Woman Considering Denying Her Ex Access to Their 3-Month-Old Son Sparks Debate
Reddit witnessed a paternity issue on it's "Am I The [expletive]," or AITA platform. A mother inquired if she would be a lousy partner if she doesn't let the father of her child visit her son.
The user, "The Original Ninja," inquired if denying visitation to her ex-husband visitation rights to their three-month-old son was the right thing to do. She added that her husband is refusing to have his name on the child's birth certificate.
She revealed that she would explain everything to her son when he grew up and was willing to meet his father. She also mentioned that her sister thought it was not such a good idea.
PATERNITY DEBATE ON REDDIT
"The Original Ninja" or the one posting [OP] in the post was concerned about having a father figure that's only for show in her son's life. Her post began with the revelation of her husband not wanting to get his name on the child's birth certificate.
She went on to add that he always promises to visit them but cancels at the last moment. The user also wrote in her post that her husband not being on the birth certificate was fine. This wouldn't allow him to take the child away.
THE USER EDITED HER POST
OP edited her post and added a couple of paragraphs. She mentioned how she didn't want her husband to be a part of the child's life. She went on to add that he was mentally abusive and manipulative.
"I'm still finding out about stuff he lied about while we were together," she wrote. She added that the canceled visits and refusing to get on the birth certificate were the last straw.
REDDIT GIVES ITS VERDICT
As of today, the forum post has 166 comments, and the majority of them agree with OP. Some of the comments straight-up said, "If he doesn't want the responsibility then you should treat him like he's not the father, hence [sic] it's on you to decide if he sees your baby." Another comment dived into ethical matters and said:
"You're talking about an innocent child that is going to have lifelong ramifications for whatever you decide to do. Is it better for the boy to have a relationship with his father, even if the father is sometimes flaky, or not the greatest? Who's to say when dad meets his son he won't fall in love and be a great and caring father."
The user ended their comment by adding that if OP's husband was abusive, she is justified. In another Reddit post, a father expressed his concern about his son moving away from home.
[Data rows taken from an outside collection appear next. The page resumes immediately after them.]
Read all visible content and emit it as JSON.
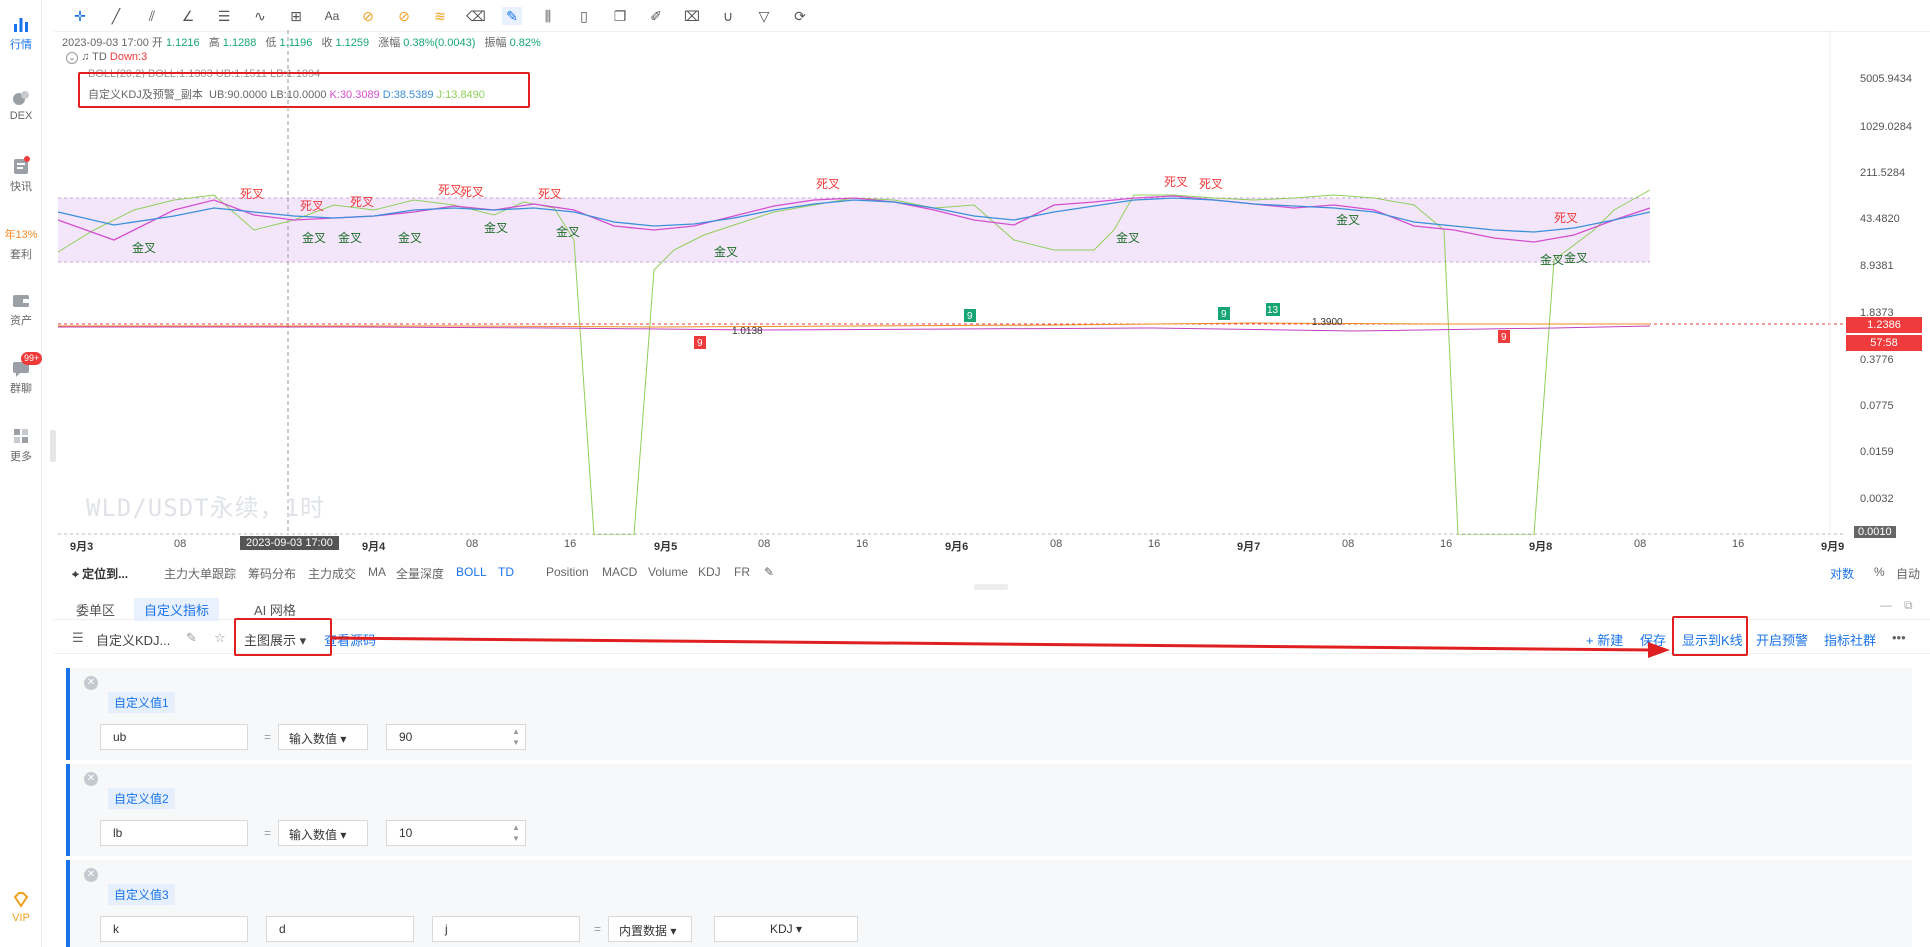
{
  "sidebar": {
    "items": [
      {
        "label": "行情",
        "icon": "bar-chart-icon"
      },
      {
        "label": "DEX",
        "icon": "dex-icon"
      },
      {
        "label": "快讯",
        "icon": "news-icon"
      },
      {
        "label": "套利",
        "badge_text": "年13%",
        "icon": "arbitrage-icon"
      },
      {
        "label": "资产",
        "icon": "wallet-icon"
      },
      {
        "label": "群聊",
        "badge": "99+",
        "icon": "chat-icon"
      },
      {
        "label": "更多",
        "icon": "grid-icon"
      },
      {
        "label": "VIP",
        "icon": "diamond-icon"
      }
    ]
  },
  "ohlc": {
    "datetime": "2023-09-03 17:00",
    "open_label": "开",
    "open": "1.1216",
    "high_label": "高",
    "high": "1.1288",
    "low_label": "低",
    "low": "1.1196",
    "close_label": "收",
    "close": "1.1259",
    "change_label": "涨幅",
    "change": "0.38%(0.0043)",
    "amp_label": "振幅",
    "amp": "0.82%"
  },
  "legend": {
    "td_name": "TD",
    "td_value": "Down:3",
    "boll_text": "BOLL(20,2)  BOLL:1.1303  UB:1.1511  LB:1.1094",
    "kdj_name": "自定义KDJ及预警_副本",
    "kdj_ub": "UB:90.0000",
    "kdj_lb": "LB:10.0000",
    "kdj_k": "K:30.3089",
    "kdj_d": "D:38.5389",
    "kdj_j": "J:13.8490"
  },
  "yaxis": [
    "5005.9434",
    "1029.0284",
    "211.5284",
    "43.4820",
    "8.9381",
    "1.8373",
    "0.3776",
    "0.0775",
    "0.0159",
    "0.0032",
    "0.0010"
  ],
  "price_tags": {
    "price": "1.2386",
    "countdown": "57:58"
  },
  "chart_labels": {
    "death_cross": "死叉",
    "golden_cross": "金叉",
    "price_1": "1.0138",
    "price_2": "1.3900",
    "td_9": "9",
    "td_13": "13"
  },
  "watermark": "WLD/USDT永续，1时",
  "xaxis": [
    "9月3",
    "08",
    "9月4",
    "08",
    "16",
    "9月5",
    "08",
    "16",
    "9月6",
    "08",
    "16",
    "9月7",
    "08",
    "16",
    "9月8",
    "08",
    "16",
    "9月9"
  ],
  "crosshair_date": "2023-09-03 17:00",
  "indicator_bar": {
    "locate": "定位到...",
    "items": [
      "主力大单跟踪",
      "筹码分布",
      "主力成交",
      "MA",
      "全量深度",
      "BOLL",
      "TD",
      "Position",
      "MACD",
      "Volume",
      "KDJ",
      "FR"
    ],
    "active": [
      "BOLL",
      "TD"
    ],
    "right": [
      "对数",
      "%",
      "自动"
    ]
  },
  "panel_tabs": [
    "委单区",
    "自定义指标",
    "AI 网格"
  ],
  "panel_toolbar": {
    "indicator_name": "自定义KDJ...",
    "display_mode": "主图展示",
    "view_source": "查看源码",
    "new": "+ 新建",
    "save": "保存",
    "show_kline": "显示到K线",
    "enable_alert": "开启预警",
    "community": "指标社群",
    "more": "•••"
  },
  "cards": [
    {
      "title": "自定义值1",
      "name": "ub",
      "op": "=",
      "type": "输入数值",
      "value": "90"
    },
    {
      "title": "自定义值2",
      "name": "lb",
      "op": "=",
      "type": "输入数值",
      "value": "10"
    },
    {
      "title": "自定义值3",
      "names": [
        "k",
        "d",
        "j"
      ],
      "op": "=",
      "type": "内置数据",
      "value": "KDJ"
    }
  ],
  "colors": {
    "accent": "#1a73e8",
    "red": "#ef3b3b",
    "green": "#17a673",
    "boll_fill": "#f3e6fb"
  }
}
SHOCKING NEWS AFTER THE HONEYMOON
The user, "throw_away_7407," inquired if he was the [expletive] for not wanting to visit his son in another state, near his daughter-in-law's family. He clarified in his post that his son and daughter-in-law wanted to have kids, and it would be easier to ask for help from the daughter-in-law's family, which was bigger.
OP is concerned about his son moving to another state with his wife. "the only way we could visit them is if we flew over to their state. Which would take 5+ hours and travelling by car is not realistic as it is 40+ hours away," he wrote in the post.
OP WOULD MADE AN EFFORT "AFTER" THEY HAD KIDS
OP further explained that the costs for accommodation as well as travel would be too inconvenient for him and his wife. He added that they would visit them once a year until they had kids.
"I told this to my son and mentioned that once they had kids we could make more of an effort but until then we would only visit them at the end of the year."
OP's son and daughter-in-law were upset and said that OP was punishing them for deciding to live near the daughter-in-law's family. OP concluded by saying that the couple has now cut off contact with OP and his wife.
REDDIT GOES CRAZY OVER FINANCE AND DISTANCE ISSUE
The final verdict of the AITA pros was not in favor of the OP. Most of the comments focused on how OP and his wife should be happy for the newlyweds and added that they were the [explitive].
"It's also saying "we don't care about making that effort for you...but like yeah if you had kids we'd do it." Like that's your son! You should love him just as much if not more than your hypothetical grandkids!" one user wrote.
Some comments were supporting the user and said that financial concerns, along with the long travel, should be understood by the couple. Overall, the OP was advised to clear the air and visit as much as possible.